Conclusion: The Ongoing Mystery of Life
"What is Life?" by Erwin Schrödinger is a profound exploration of the fundamental nature of life and consciousness, blending insights from physics, biology, and philosophy. Through his lectures, Schrödinger tackles some of the most perplexing questions about existence and the nature of reality.
The book begins by addressing the puzzle of size in living organisms, explaining why living things must be composed of vast numbers of atoms to function properly. It then delves into the paradox of genetic information, where tiny groups of atoms have an enormous influence over an organism's development and characteristics.
Schrödinger draws fascinating parallels between the process of evolution and quantum theory, suggesting that evolutionary changes occur in quantum-like leaps rather than through gradual, continuous variations. This insight helps explain how genes can remain stable over time despite being composed of potentially erratic atoms.
The author portrays life as a masterpiece of nature, continuously generating order from order and defying the principle of entropy. He compares living organisms to intricate clockwork mechanisms, with genes acting as the cogs in this organic machine.
In the latter part of the book, Schrödinger explores the nature of consciousness, describing it as an ingenious survival mechanism that allows organisms to adapt to new situations. He argues that consciousness is what enables life to become aware of itself and continues to drive human evolution.

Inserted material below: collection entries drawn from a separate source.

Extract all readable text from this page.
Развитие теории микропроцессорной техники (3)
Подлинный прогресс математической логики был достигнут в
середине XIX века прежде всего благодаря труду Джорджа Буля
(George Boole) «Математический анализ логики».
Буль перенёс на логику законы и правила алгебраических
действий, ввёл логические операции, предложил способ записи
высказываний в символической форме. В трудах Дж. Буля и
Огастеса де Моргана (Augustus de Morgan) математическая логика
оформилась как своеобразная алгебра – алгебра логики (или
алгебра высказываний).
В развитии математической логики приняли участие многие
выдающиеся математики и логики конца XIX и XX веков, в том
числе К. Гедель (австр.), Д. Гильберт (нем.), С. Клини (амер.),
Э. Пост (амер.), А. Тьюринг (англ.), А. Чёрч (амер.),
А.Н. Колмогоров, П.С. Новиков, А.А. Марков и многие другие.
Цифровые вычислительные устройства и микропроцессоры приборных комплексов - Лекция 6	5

Finally, Schrödinger grapples with the gap between our scientific understanding of the world and our sensual experience of it. He points out that while science can describe the objective properties of things, it fails to capture the subjective experience of consciousness. This leads him to contemplate the relationship between mind and world, suggesting that they might be one and the same.

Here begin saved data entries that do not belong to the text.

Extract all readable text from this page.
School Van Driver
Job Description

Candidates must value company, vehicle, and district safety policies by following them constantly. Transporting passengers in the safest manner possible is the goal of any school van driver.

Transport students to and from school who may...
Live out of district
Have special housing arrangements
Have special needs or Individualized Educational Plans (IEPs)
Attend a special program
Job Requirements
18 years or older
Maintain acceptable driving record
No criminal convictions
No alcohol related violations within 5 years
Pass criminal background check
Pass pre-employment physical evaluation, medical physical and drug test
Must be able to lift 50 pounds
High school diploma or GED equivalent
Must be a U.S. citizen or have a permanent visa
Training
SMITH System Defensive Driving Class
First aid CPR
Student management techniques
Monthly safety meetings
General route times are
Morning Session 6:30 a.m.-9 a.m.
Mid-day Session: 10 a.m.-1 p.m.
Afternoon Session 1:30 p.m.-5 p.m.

Throughout "What is Life?", Schrödinger demonstrates the power of interdisciplinary thinking, using concepts from physics to shed light on biological processes and philosophical questions. His ideas, though speculative at times, have had a lasting impact on various fields of study, including molecular biology and consciousness research.
The book serves as a reminder of the profound mysteries that still surround the nature of life and consciousness. It encourages readers to think beyond the boundaries of individual scientific disciplines and consider the bigger picture of existence. While many of Schrödinger's specific hypotheses have been superseded by subsequent discoveries, his approach to asking big questions and seeking connections between different areas of knowledge remains invaluable.
In the end, "What is Life?" doesn't provide definitive answers to all the questions it raises. Instead, it opens up new avenues of inquiry and encourages us to marvel at the complexity and wonder of life itself. It reminds us that despite all our scientific advancements, there is still much to learn about the fundamental nature of our existence and our place in the universe.
As we continue to unravel the mysteries of life and consciousness in the 21st century, Schrödinger's work serves as an inspiration to approach these questions with curiosity, creativity, and an openness to unexpected connections. The book stands as a testament to the power of asking profound questions and the ongoing quest to understand the nature of life itself.